Blizzard launched a big update for Overwatch this week, a key component of which is a huge wave of cosmetic items that are only available for a limited time. Unlike existing items, these can't be purchased with credits -- they can only be unlocked by opening special loot boxes that will be around for three weeks. That makes it unlikely that most people will obtain them all, and that's by design.
"This is the first event that we're trying, and if it's really cool and successful and you guys like it, we'll probably have this event run again next summer as well," director Jeff Kaplan said in a new developer update discussing the Summer Games update. "Maybe it'll have some new content in it as well. This is the type of thing we want to do where sometimes we explore very hard-core, competitive parts of the game, like you saw us do that in the June update when we added Competitive Play."

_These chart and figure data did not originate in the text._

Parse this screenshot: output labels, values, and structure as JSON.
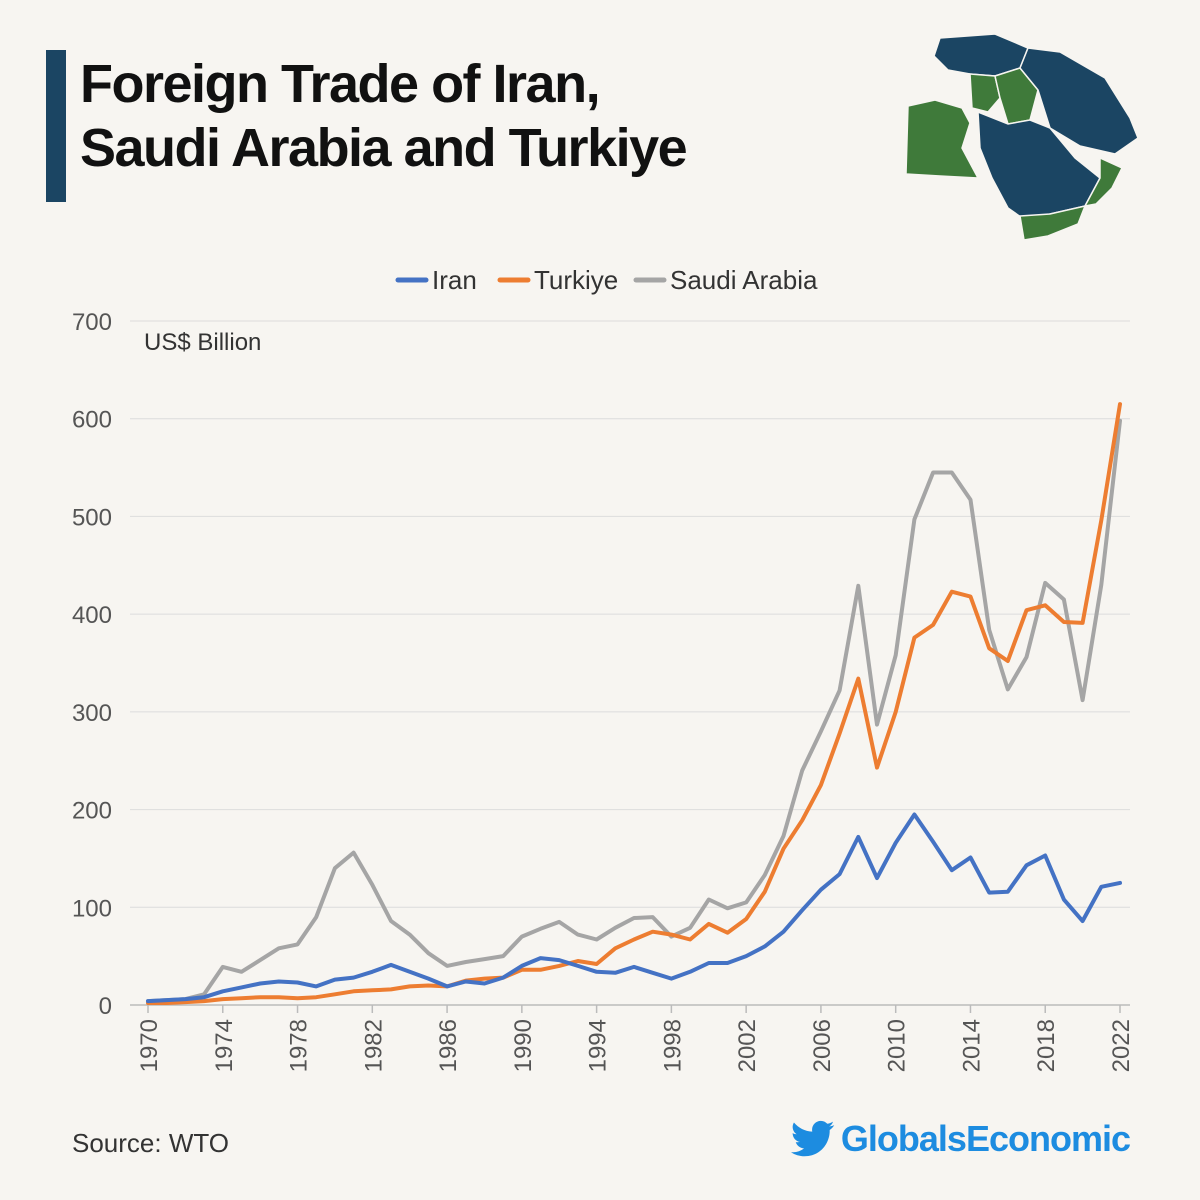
{
  "title": {
    "line1": "Foreign Trade of Iran,",
    "line2": "Saudi Arabia and Turkiye"
  },
  "source": "Source: WTO",
  "brand": "GlobalsEconomic",
  "colors": {
    "accent": "#1b4563",
    "brand": "#1d8ce0",
    "map_blue": "#1b4563",
    "map_green": "#3f7a3a"
  },
  "icons": {
    "brand": "twitter-bird-icon",
    "map": "middle-east-map-icon"
  },
  "chart_data": {
    "type": "line",
    "unit_label": "US$ Billion",
    "x_tick_labels": [
      "1970",
      "1974",
      "1978",
      "1982",
      "1986",
      "1990",
      "1994",
      "1998",
      "2002",
      "2006",
      "2010",
      "2014",
      "2018",
      "2022"
    ],
    "y_ticks": [
      "0",
      "100",
      "200",
      "300",
      "400",
      "500",
      "600",
      "700"
    ],
    "ylim": [
      0,
      700
    ],
    "xlim": [
      1970,
      2022
    ],
    "grid": true,
    "legend_position": "top",
    "x": [
      1970,
      1971,
      1972,
      1973,
      1974,
      1975,
      1976,
      1977,
      1978,
      1979,
      1980,
      1981,
      1982,
      1983,
      1984,
      1985,
      1986,
      1987,
      1988,
      1989,
      1990,
      1991,
      1992,
      1993,
      1994,
      1995,
      1996,
      1997,
      1998,
      1999,
      2000,
      2001,
      2002,
      2003,
      2004,
      2005,
      2006,
      2007,
      2008,
      2009,
      2010,
      2011,
      2012,
      2013,
      2014,
      2015,
      2016,
      2017,
      2018,
      2019,
      2020,
      2021,
      2022
    ],
    "series": [
      {
        "name": "Iran",
        "color": "#4472c4",
        "values": [
          4,
          5,
          6,
          8,
          14,
          18,
          22,
          24,
          23,
          19,
          26,
          28,
          34,
          41,
          34,
          27,
          19,
          24,
          22,
          28,
          40,
          48,
          46,
          40,
          34,
          33,
          39,
          33,
          27,
          34,
          43,
          43,
          50,
          60,
          75,
          97,
          118,
          134,
          172,
          130,
          166,
          195,
          167,
          138,
          151,
          115,
          116,
          143,
          153,
          108,
          86,
          121,
          125
        ]
      },
      {
        "name": "Turkiye",
        "color": "#ed7d31",
        "values": [
          2,
          2,
          3,
          4,
          6,
          7,
          8,
          8,
          7,
          8,
          11,
          14,
          15,
          16,
          19,
          20,
          19,
          25,
          27,
          28,
          36,
          36,
          40,
          45,
          42,
          58,
          67,
          75,
          72,
          67,
          83,
          74,
          88,
          116,
          160,
          189,
          225,
          278,
          334,
          243,
          300,
          376,
          389,
          423,
          418,
          365,
          352,
          404,
          409,
          392,
          391,
          496,
          615
        ]
      },
      {
        "name": "Saudi Arabia",
        "color": "#a5a5a5",
        "values": [
          4,
          5,
          6,
          11,
          39,
          34,
          46,
          58,
          62,
          90,
          140,
          156,
          123,
          86,
          72,
          53,
          40,
          44,
          47,
          50,
          70,
          78,
          85,
          72,
          67,
          79,
          89,
          90,
          70,
          79,
          108,
          99,
          105,
          133,
          173,
          240,
          280,
          322,
          429,
          287,
          358,
          497,
          545,
          545,
          517,
          384,
          323,
          356,
          432,
          415,
          312,
          430,
          598
        ]
      }
    ]
  }
}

He described Summer Games as "targeted towards more the light side of Overwatch," hence the focus on cosmetic items and the Rocket League-esque Lucioball mode. But despite those intentions, some players are upset with the way Summer Games items are unlocked. Opening a Summer Games loot box guarantees you at least one of the new items, but that's your only option for securing them. That means you could have to open more than 100 boxes in all, which would require a lot of playtime or a lot of money--at their cheapest, loot boxes cost $40 for a pack of 50 (80 cents each).
According to Blizzard, this design is less about forcing people to spend money and more about the items themselves.
"We want these items to feel extra special and very rare," Kaplan said. "So we don't want everyone running around all the time in every single Summer Games item. And we actually don't expect that all players will get all Summer Games items. We want this to be a thing where, six months from now when the Summer Games are long past, you look back on somebody using that cool Summer Games Zarya skin and go, 'Oh, man, I can't wait until next year when Summer Games happens. Maybe I'll be lucky enough to get that skin."'
This is in contrast to the standard loot box items, all of which you can get your hands on eventually.
"We wanted the seasonal loot boxes to feel more rare and special and the items within them to feel more rare and special," he continued. "So for that reason, they'll only be available for those few weeks and you won't be able to buy those items with credits, either. Hopefully that will make them feel extra cool when you have one, and hopefully you won't feel too bad about it if you don't get one because you know the event might happen again next year and then you'll have another chance."
Kaplan later noted that Blizzard is receptive to feedback, describing all of this as a "big experiment." The studio wants to know if people like the ideas, if it ran for the proper amount of time (this one goes for three weeks, ending on August 22), and so on.